Sleep and the Elderly

 

It is reported that sleep disorders affect nearly half of adults aged 65 and over, and are more common in women than men.

How much sleep do we need as we age?

Most adults need around eight hours a night to function properly, but individual needs vary. Some believe that we need less sleep as we age, however, in fact our sleep requirements stay constant throughout adult years. Changes to our sleep patterns are part of the ageing process, and quality of sleep tends to deteriorate. Also, natural changes in circadian rhythms in the body that coordinates the timings of sleep, may make older people feel sleepier earlier and wake up earlier the next morning. This may be the reason why daytime napping is common among older adults.

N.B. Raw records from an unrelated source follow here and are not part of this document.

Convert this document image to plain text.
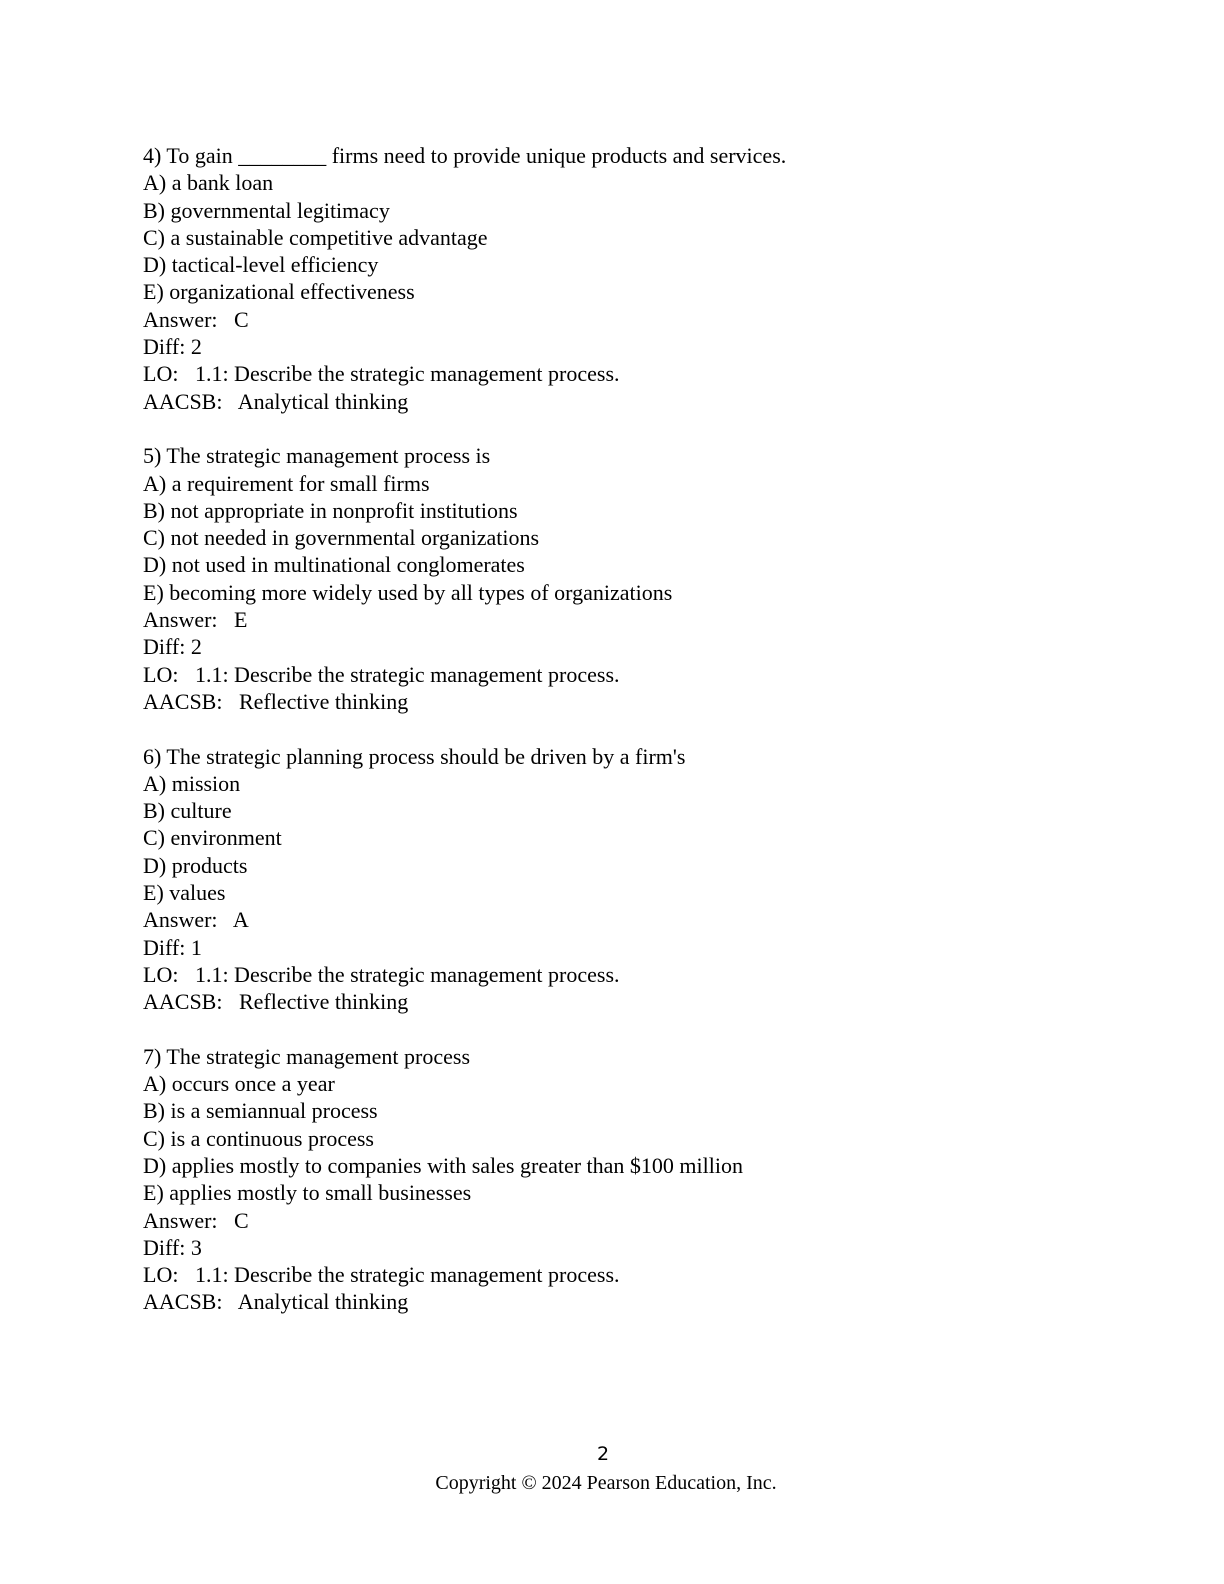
4) To gain ________ firms need to provide unique products and services.
A) a bank loan
B) governmental legitimacy
C) a sustainable competitive advantage
D) tactical-level efficiency
E) organizational effectiveness
Answer:   C
Diff: 2
LO:   1.1: Describe the strategic management process.
AACSB:   Analytical thinking
5) The strategic management process is
A) a requirement for small firms
B) not appropriate in nonprofit institutions
C) not needed in governmental organizations
D) not used in multinational conglomerates
E) becoming more widely used by all types of organizations
Answer:   E
Diff: 2
LO:   1.1: Describe the strategic management process.
AACSB:   Reflective thinking
6) The strategic planning process should be driven by a firm's
A) mission
B) culture
C) environment
D) products
E) values
Answer:   A
Diff: 1
LO:   1.1: Describe the strategic management process.
AACSB:   Reflective thinking
7) The strategic management process
A) occurs once a year
B) is a semiannual process
C) is a continuous process
D) applies mostly to companies with sales greater than $100 million
E) applies mostly to small businesses
Answer:   C
Diff: 3
LO:   1.1: Describe the strategic management process.
AACSB:   Analytical thinking
2
Copyright © 2024 Pearson Education, Inc.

Possible causes of insomnia

Those in poorer health tend to have more sleep problems which can be a symptom of the condition itself or a side effect of prescribed medications. Problems such as restless legs syndrome, snoring and the increased need to urinate during the night can cause a poor night’s sleep, as well as issues such as stress, depression and dementia.

Some tips to help encourage a good night’s sleep:

  • Do not consume caffeine, nicotine, or alcohol 6 hours before going to bed.
  • Create a regular bedtime routine.
  • Stick to fixed times for going to bed and waking up.
  • Find time to relax before going to bed.
  • Maintain a comfortable bedroom temperature.
  • Minimise light and noise exposure in the bedroom.
  • Do not consume heavy meals at bedtime.
  • Avoid physical exercise up to 4 hrs before bedtime.